I appreciate your honesty. I don’t have kids and I can’t even imagine how hard and exhausting it is. It seems so many people try to glamorize every element of it, and I know that just isn’t true.
Granted, I understand parents love their kids and wouldn’t want to live a day without them. I totally get that. But I also know there must be times of exhaustion and irritation. I appreciate you admitting that. It doesn’t make you any less of a mom, and it doesn’t make you love your kids less.
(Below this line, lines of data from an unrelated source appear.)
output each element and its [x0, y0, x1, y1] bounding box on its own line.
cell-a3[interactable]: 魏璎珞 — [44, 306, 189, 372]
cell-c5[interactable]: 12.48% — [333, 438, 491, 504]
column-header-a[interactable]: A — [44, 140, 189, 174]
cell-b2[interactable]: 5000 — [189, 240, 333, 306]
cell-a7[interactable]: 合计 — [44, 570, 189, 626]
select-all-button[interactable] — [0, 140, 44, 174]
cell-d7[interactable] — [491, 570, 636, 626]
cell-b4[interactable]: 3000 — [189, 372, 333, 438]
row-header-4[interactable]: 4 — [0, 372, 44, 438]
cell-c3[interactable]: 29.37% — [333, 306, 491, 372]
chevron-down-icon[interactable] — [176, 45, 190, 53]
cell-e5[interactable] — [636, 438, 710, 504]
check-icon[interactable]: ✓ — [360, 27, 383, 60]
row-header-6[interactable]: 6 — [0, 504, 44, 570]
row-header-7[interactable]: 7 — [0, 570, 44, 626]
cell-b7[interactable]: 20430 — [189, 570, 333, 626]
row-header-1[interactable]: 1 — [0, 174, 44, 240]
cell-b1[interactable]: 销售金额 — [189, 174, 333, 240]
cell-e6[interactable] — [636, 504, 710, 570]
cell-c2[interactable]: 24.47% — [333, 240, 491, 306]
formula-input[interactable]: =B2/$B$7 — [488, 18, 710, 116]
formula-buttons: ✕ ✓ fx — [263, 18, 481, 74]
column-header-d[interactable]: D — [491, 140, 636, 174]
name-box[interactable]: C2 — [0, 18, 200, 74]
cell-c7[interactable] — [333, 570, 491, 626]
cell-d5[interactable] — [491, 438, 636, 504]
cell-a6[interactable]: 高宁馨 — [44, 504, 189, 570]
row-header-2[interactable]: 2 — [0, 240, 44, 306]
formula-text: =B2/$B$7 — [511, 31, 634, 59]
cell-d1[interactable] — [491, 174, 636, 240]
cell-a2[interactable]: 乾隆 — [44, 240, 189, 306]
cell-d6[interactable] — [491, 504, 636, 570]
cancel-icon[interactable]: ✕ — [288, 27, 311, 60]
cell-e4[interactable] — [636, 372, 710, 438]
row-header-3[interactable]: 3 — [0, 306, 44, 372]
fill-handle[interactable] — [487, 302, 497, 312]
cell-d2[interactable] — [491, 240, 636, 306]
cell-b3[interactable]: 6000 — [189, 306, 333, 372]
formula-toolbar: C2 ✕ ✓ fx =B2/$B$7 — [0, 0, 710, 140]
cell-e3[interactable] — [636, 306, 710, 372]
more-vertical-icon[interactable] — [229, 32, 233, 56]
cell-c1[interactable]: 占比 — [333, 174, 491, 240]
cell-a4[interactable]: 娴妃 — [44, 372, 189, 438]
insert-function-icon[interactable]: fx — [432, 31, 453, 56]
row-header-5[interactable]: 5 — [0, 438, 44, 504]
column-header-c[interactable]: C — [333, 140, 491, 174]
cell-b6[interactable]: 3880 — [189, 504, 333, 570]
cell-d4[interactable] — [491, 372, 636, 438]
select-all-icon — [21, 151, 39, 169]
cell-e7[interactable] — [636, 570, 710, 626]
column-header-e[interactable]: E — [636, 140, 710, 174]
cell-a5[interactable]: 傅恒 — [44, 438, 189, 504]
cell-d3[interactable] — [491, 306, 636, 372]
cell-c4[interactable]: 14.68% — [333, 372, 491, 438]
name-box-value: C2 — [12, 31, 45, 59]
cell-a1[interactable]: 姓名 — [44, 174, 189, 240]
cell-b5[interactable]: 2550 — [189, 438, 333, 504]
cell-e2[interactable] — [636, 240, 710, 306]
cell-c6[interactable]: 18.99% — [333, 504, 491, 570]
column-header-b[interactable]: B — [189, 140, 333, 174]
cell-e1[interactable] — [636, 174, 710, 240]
And your dress is adorable. 🙂
This is such a sweet post. Pull it out on days you are looking for a passing gypsy family to sell one of them to. It’s true, not all moments are perfect, but you have to look up sometimes and see what you DO have, and try and enjoy the moment. We are all in the same boat, and have the same feelings. It’s really hard to sacrifice yourself and your identity in order to become Mommy. But at the end of the day, none of us would change a thing, and it helps, during the dark days, to see that someone who seems to have it all together feels exactly the same way. You write this beautifully
And as far as the matching…go for it. In my “herd” I look on it as crowd control. That way, if you’re wearing the color of the day, I can tell you belong to me. Tourist groups do it, so why not us?
This made me cry. It ain’t easy, but it’s still such an amazing, beautiful privilege.
I’m always so very aware when we’re out in public that we’re a young family, in our prime, with two gorgeous little boys, and that we command attention because of that. That won’t always be the case, but I recognize and appreciate it now, fully realizing how lucky I am, and how one day, I will be the person standing back and admiring/pitying/envying young families from afar.
I hope you were also wearing striped leggings.
I think the thing that keeps me from those encounters with students and high heels is that in our beautiful little ‘burb, we don’t encounter them much. I wrote about going to Boston for the weekend and being slapped in the back of the head with all of it, but insulated here in our neighborhood, raising kids and getting old with good friends, at least that part of things doesn’t harsh the joy.
I love this. These are the moments that get us through the vomit nights and days that never seem to end.
You and your family are gorgeous!
Such a sweet post. Thanks for sharing.
Love this post! We are now a “new” family of 4 with 2 girls also! What you explained so eloquently is EXACTLY how I feel! Now, I need to find a dress I feel incredible in, for my 2nd daughters upcoming christening! Hopefully someone will look @ us as the “perfect” family too!